The Indian stock market is anticipated to experience a decline on Thursday, primarily due to escalating geopolitical tensions in the Middle East and technical weaknesses in the domestic market. Over the past five trading sessions, the Nifty index has dropped by 480 points, closing at 25,797 on Tuesday (October 1) after sliding from a peak of 26,277.
Experts believe that the market may face additional pressure in the coming days, as increasing tensions between Israel and Iran are likely to negatively impact market performance. This could potentially bring the Nifty down to levels of 25,550 to 25,600. Investors are advised to stay vigilant, as uncertainty and market pressure are expected to persist.
Crude Oil Situation
According to Prashanth Tapse from Mehta Equities, if the Israel-Iran conflict escalates further, it will bring significant risks. Historically, oil prices respond first to events such as rising tensions between nations or terrorist attacks. However, prices typically normalize and return to pre-tension levels within a few weeks.
Iran is particularly significant, as its crude oil output has increased by 20% over the past two years, now accounting for 3.3% of global supply. Any attack or conflict between these countries raises concerns about supply disruptions in the Middle East.

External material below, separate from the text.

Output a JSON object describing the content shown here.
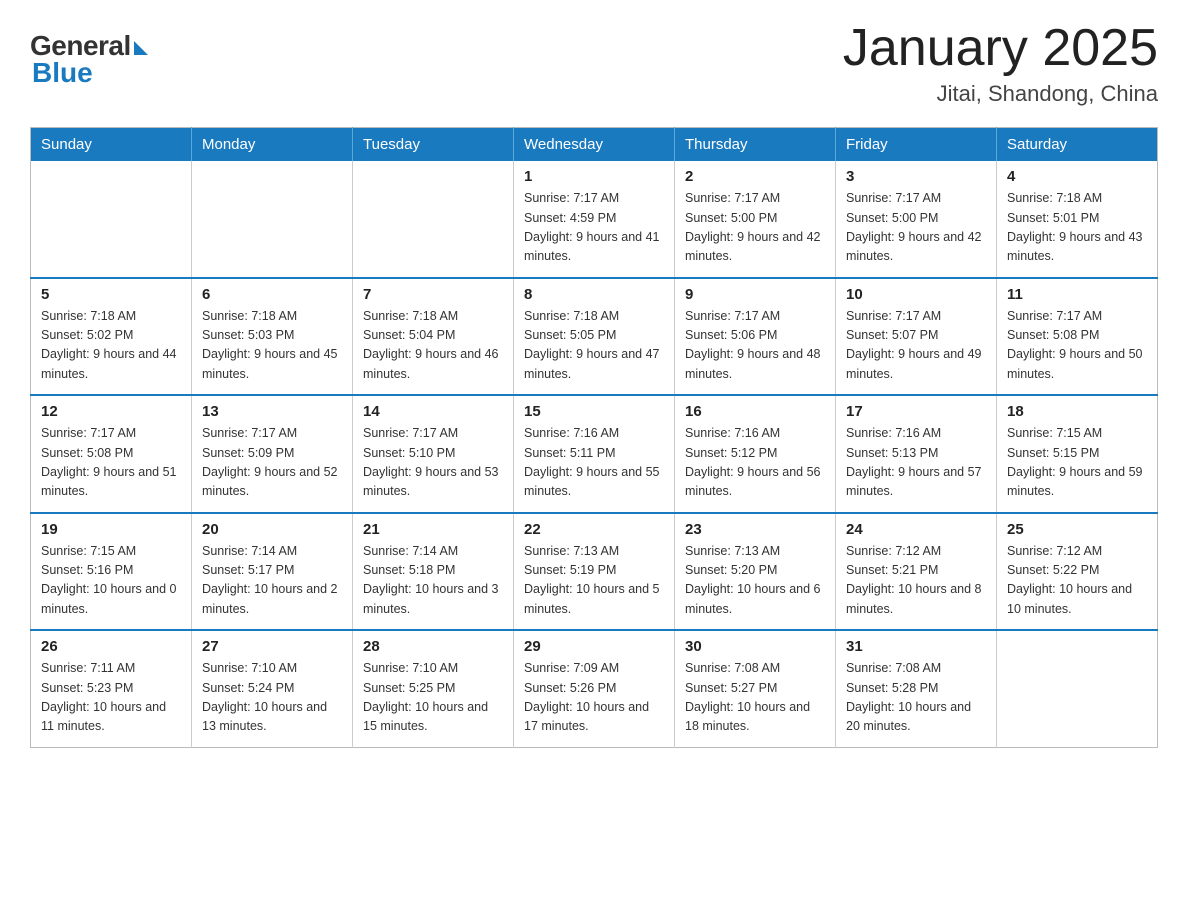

While the spike in crude oil prices may be short-lived, it is expected to remain volatile throughout the second half of FY2025, as news related to the conflict will likely dominate discussions in the near to medium term.
Nifty Outlook
Jatin Gedia, a Technical Analyst at BNP Paribas, noted, "Nifty opened flat and experienced a range-bound trading day, closing with a slight decline of about 14 points. Daily charts indicate that selling pressure in Nifty is being absorbed around the 25,700 mark, coinciding with the 23.6% Fibonacci retracement level. The decline on hourly charts appears to be impulsive, suggesting a possible pullback towards 25,950 – 26,000 before the next leg of the decline resumes. Therefore, traders should look for signs of weakness around the resistance zone and consider initiating short positions. A correction could take the Nifty down to the 25,500 – 25,360 range, which aligns with the 20-day average and the 38.2% Fibonacci retracement from the August-September rally."
Bank Nifty Outlook
The Bank Nifty also experienced selling pressure, closing down by about 55 points. Following sharp declines in the last three trading sessions, a pullback is expected as the hourly momentum setup indicates a counter-trend pullback towards 53,400 – 53,500. Ideally, this counter-trend pullback towards the resistance zone of 53,400 – 53,600 should be used as a selling opportunity. A stop loss of 53,700 should be maintained for short positions.
Sector Focus
Vinod Nair, Head of Research at Geojit Financial Services, stated, "Global markets have become volatile due to rising geopolitical risks in the Middle East and the potential increase in Yen interest rates, which may reduce cross-country investments in equities. Conversely, the Chinese market has seen increased equity flows due to a large stimulus package and cheap valuations. India also appears weak under global pressures and premium valuations, while metals are expected to perform better in the near term. Moving forward, the domestic focus will be on the upcoming Q2 results, where earnings growth is expected to improve after the sluggish Q1."